I think my friend's DH is flirting with me . . .

26 replies

helewele · 13/10/2009 01:57

OK . . . background:

I am a lone parent. Friend and I met at a M&T when our DDs were a few months old, now they are preschool. Kept in very regular contact after she returned to work, and met up at the weekends either at her house or mine. Occasionally her DH was about but I found him a bit weird blunt, and tended not to go when I knew he was going to be there.

Almost a year ago, I moved across the way from her (we are the only 2 houses up a long lane in the country) and things have been fine. When I first moved in, he made some rude-ish comments to me (mostly about not working and being on benefits etc) but I brushed them off and continued to avoid have limited contact with him. They are now expecting another baby in a few months

Anyway, to cut a boring long story short, I have been losing some weight over the past few months and he commented on how good I was looking, and last week I had my previously very long hair cut very short which he also commented on (said it really suited me etc and asked if it was to help me find a man to which I replied I wasn't looking) So I met him tonight on the lane up to our houses and he asked when I was going away on hols (without DD) I told him, and he said 'oh haha, out to paint the town red etc' I agreed and had a laugh about no DD so will be having a drink when I'm away, and he suggested I should meet a guy and have a one night thing to 'satisfy any urges' I tried to laugh it off, but was feeling quite uncomfortable.

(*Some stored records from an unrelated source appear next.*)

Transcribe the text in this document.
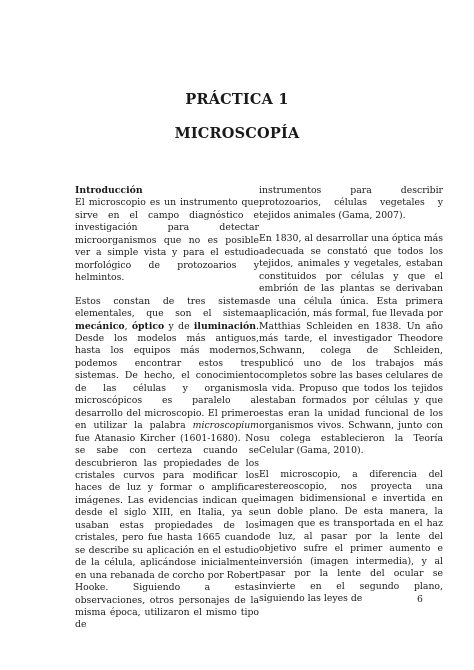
PRÁCTICA 1
MICROSCOPÍA

Introducción
El microscopio es un instrumento que sirve en el campo diagnóstico e investigación para detectar microorganismos que no es posible ver a simple vista y para el estudio morfológico de protozoarios y helmintos.

Estos constan de tres sistemas elementales, que son el sistema mecánico, óptico y de iluminación. Desde los modelos más antiguos, hasta los equipos más modernos, podemos encontrar estos tres sistemas. De hecho, el conocimiento de las células y organismos microscópicos es paralelo al desarrollo del microscopio. El primero en utilizar la palabra microscopium fue Atanasio Kircher (1601-1680). No se sabe con certeza cuando se descubrieron las propiedades de los cristales curvos para modificar los haces de luz y formar o amplificar imágenes. Las evidencias indican que desde el siglo XIII, en Italia, ya se usaban estas propiedades de los cristales, pero fue hasta 1665 cuando se describe su aplicación en el estudio de la célula, aplicándose inicialmente en una rebanada de corcho por Robert Hooke. Siguiendo a estas observaciones, otros personajes de la misma época, utilizaron el mismo tipo de

instrumentos para describir protozoarios, células vegetales y tejidos animales (Gama, 2007).

En 1830, al desarrollar una óptica más adecuada se constató que todos los tejidos, animales y vegetales, estaban constituidos por células y que el embrión de las plantas se derivaban de una célula única. Esta primera aplicación, más formal, fue llevada por Matthias Schleiden en 1838. Un año más tarde, el investigador Theodore Schwann, colega de Schleiden, publicó uno de los trabajos más completos sobre las bases celulares de la vida. Propuso que todos los tejidos estaban formados por células y que estas eran la unidad funcional de los organismos vivos. Schwann, junto con su colega establecieron la Teoría Celular (Gama, 2010).

El microscopio, a diferencia del estereoscopio, nos proyecta una imagen bidimensional e invertida en un doble plano. De esta manera, la imagen que es transportada en el haz de luz, al pasar por la lente del objetivo sufre el primer aumento e inversión (imagen intermedia), y al pasar por la lente del ocular se invierte en el segundo plano, siguiendo las leyes de	6
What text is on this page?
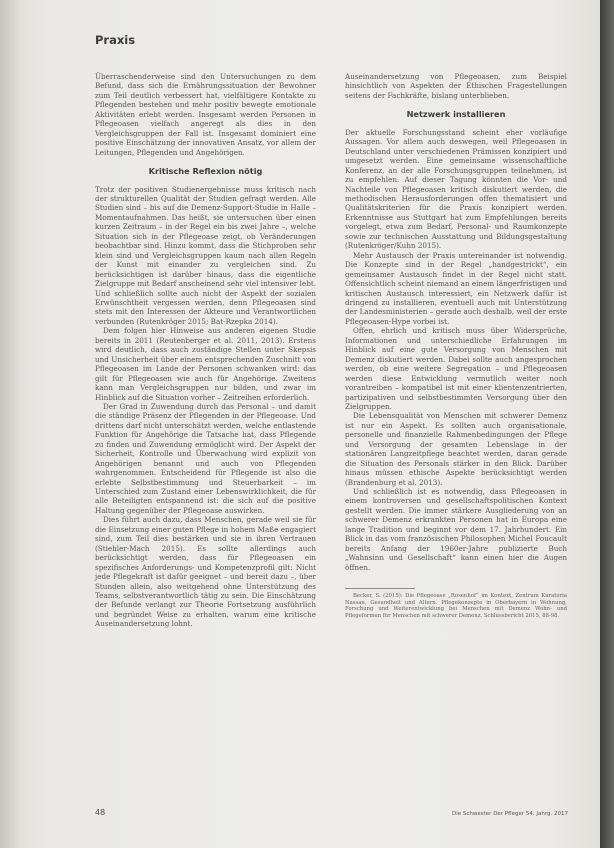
Praxis

Überraschenderweise sind den Untersuchungen zu dem Befund, dass sich die Ernährungssituation der Bewohner zum Teil deutlich verbessert hat, vielfältigere Kontakte zu Pflegenden bestehen und mehr positiv bewegte emotionale Aktivitäten erlebt werden. Insgesamt werden Personen in Pflegeoasen vielfach angeregt als dies in den Vergleichsgruppen der Fall ist. Insgesamt dominiert eine positive Einschätzung der innovativen Ansatz, vor allem der Leitungen, Pflegenden und Angehörigen.

Kritische Reflexion nötig

Trotz der positiven Studienergebnisse muss kritisch nach der strukturellen Qualität der Studien gefragt werden. Alle Studien sind – bis auf die Demenz-Support-Studie in Halle – Momentaufnahmen. Das heißt, sie untersuchen über einen kurzen Zeitraum – in der Regel ein bis zwei Jahre –, welche Situation sich in der Pflegeoase zeigt, ob Veränderungen beobachtbar sind. Hinzu kommt, dass die Stichproben sehr klein sind und Vergleichsgruppen kaum nach allen Regeln der Kunst mit einander zu vergleichen sind. Zu berücksichtigen ist darüber hinaus, dass die eigentliche Zielgruppe mit Bedarf anscheinend sehr viel intensiver lebt. Und schließlich sollte auch nicht der Aspekt der sozialen Erwünschtheit vergessen werden, denn Pflegeoasen sind stets mit den Interessen der Akteure und Verantwortlichen verbunden (Rutenkröger 2015; Bat-Rzepka 2014).

Dem folgen hier Hinweise aus anderen eigenen Studie bereits in 2011 (Reutenberger et al. 2011, 2013). Erstens wird deutlich, dass auch zuständige Stellen unter Skepsis und Unsicherheit über einem entsprechenden Zuschnitt von Pflegeoasen im Lande der Personen schwanken wird: das gilt für Pflegeoasen wie auch für Angehörige. Zweitens kann man Vergleichsgruppen nur bilden, und zwar im Hinblick auf die Situation vorher – Zeitreihen erforderlich.

Der Grad in Zuwendung durch das Personal – und damit die ständige Präsenz der Pflegenden in der Pflegeoase. Und drittens darf nicht unterschätzt werden, welche entlastende Funktion für Angehörige die Tatsache hat, dass Pflegende zu finden und Zuwendung ermöglicht wird. Der Aspekt der Sicherheit, Kontrolle und Überwachung wird explizit von Angehörigen benannt und auch von Pflegenden wahrgenommen. Entscheidend für Pflegende ist also die erlebte Selbstbestimmung und Steuerbarkeit – im Unterschied zum Zustand einer Lebenswirklichkeit, die für alle Beteiligten entspannend ist: die sich auf die positive Haltung gegenüber der Pflegeoase auswirken.

Dies führt auch dazu, dass Menschen, gerade weil sie für die Einsetzung einer guten Pflege in hohem Maße engagiert sind, zum Teil dies bestärken und sie in ihren Vertrauen (Stiehler-Mach 2015). Es sollte allerdings auch berücksichtigt werden, dass für Pflegeoasen ein spezifisches Anforderungs- und Kompetenzprofil gilt: Nicht jede Pflegekraft ist dafür geeignet – und bereit dazu –, über Stunden allein, also weitgehend ohne Unterstützung des Teams, selbstverantwortlich tätig zu sein. Die Einschätzung der Befunde verlangt zur Theorie Fortsetzung ausführlich und begründet Weise zu erhalten, warum eine kritische Auseinandersetzung lohnt.

Auseinandersetzung von Pflegeoasen, zum Beispiel hinsichtlich von Aspekten der Ethischen Fragestellungen seitens der Fachkräfte, bislang unterblieben.

Netzwerk installieren

Der aktuelle Forschungsstand scheint eher vorläufige Aussagen. Vor allem auch deswegen, weil Pflegeoasen in Deutschland unter verschiedenen Prämissen konzipiert und umgesetzt werden. Eine gemeinsame wissenschaftliche Konferenz, an der alle Forschungsgruppen teilnehmen, ist zu empfehlen. Auf dieser Tagung könnten die Vor- und Nachteile von Pflegeoasen kritisch diskutiert werden, die methodischen Herausforderungen offen thematisiert und Qualitätskriterien für die Praxis konzipiert werden. Erkenntnisse aus Stuttgart hat zum Empfehlungen bereits vorgelegt, etwa zum Bedarf, Personal- und Raumkonzepte sowie zur technischen Ausstattung und Bildungsgestaltung (Rutenkröger/Kuhn 2015).

Mehr Austausch der Praxis untereinander ist notwendig. Die Konzepte sind in der Regel „handgestrickt“, ein gemeinsamer Austausch findet in der Regel nicht statt. Offensichtlich scheint niemand an einem längerfristigen und kritischen Austausch interessiert, ein Netzwerk dafür ist dringend zu installieren, eventuell auch mit Unterstützung der Landesministerien – gerade auch deshalb, weil der erste Pflegeoasen-Hype vorbei ist.

Offen, ehrlich und kritisch muss über Widersprüche, Informationen und unterschiedliche Erfahrungen im Hinblick auf eine gute Versorgung von Menschen mit Demenz diskutiert werden. Dabei sollte auch angesprochen werden, ob eine weitere Segregation – und Pflegeoasen werden diese Entwicklung vermutlich weiter noch vorantreiben – kompatibel ist mit einer klientenzentrierten, partizipativen und selbstbestimmten Versorgung über den Zielgruppen.

Die Lebensqualität von Menschen mit schwerer Demenz ist nur ein Aspekt. Es sollten auch organisationale, personelle und finanzielle Rahmenbedingungen der Pflege und Versorgung der gesamten Lebenslage in der stationären Langzeitpflege beachtet werden, daran gerade die Situation des Personals stärker in den Blick. Darüber hinaus müssen ethische Aspekte berücksichtigt werden (Brandenburg et al. 2013).

Und schließlich ist es notwendig, dass Pflegeoasen in einem kontroversen und gesellschaftspolitischen Kontext gestellt werden. Die immer stärkere Ausgliederung von an schwerer Demenz erkrankten Personen hat in Europa eine lange Tradition und beginnt vor dem 17. Jahrhundert. Ein Blick in das vom französischen Philosophen Michel Foucault bereits Anfang der 1960er-Jahre publizierte Buch „Wahnsinn und Gesellschaft“ kann einen hier die Augen öffnen.

Becker, S. (2015): Die Pflegeoase „Rosenhof“ im Kontext, Zentrum Kuratoria Nassau, Gesundheit und Altern. Pflegekonzepte in Oberbayern in Wohnung, Forschung und Weiterentwicklung bei Menschen mit Demenz Wohn- und Pflegeformen für Menschen mit schwerer Demenz. Schlussbericht 2015, 88-98.

48	Die Schwester Der Pfleger 54. Jahrg. 2017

A few hours later, I got a text saying 'I think your new hair is hot looking' from a number I didn't recognise. I've had a few msgs from the same number this week, either blank or with rude jokes in, but didn't think any more of it. I was going to text back something like 'who is this?' but decided to ignore it and see if I could find out who it was. I went through my phone book, and realised it was his number! my friend had given it to me when I was looking after their house when they were on hols, and having never needed it, never put it on my phone. I was !!

I don't have many RL friends, certainly no one I could talk to about this, as they all know them, but what would you do?

Just to be clear, I would never ever do anything with this guy, no matter how bad my 'urges'()were, but I just don't know what to do. Do I text him back saying something like 'I know, your wife thinks so too' or leave it ignored?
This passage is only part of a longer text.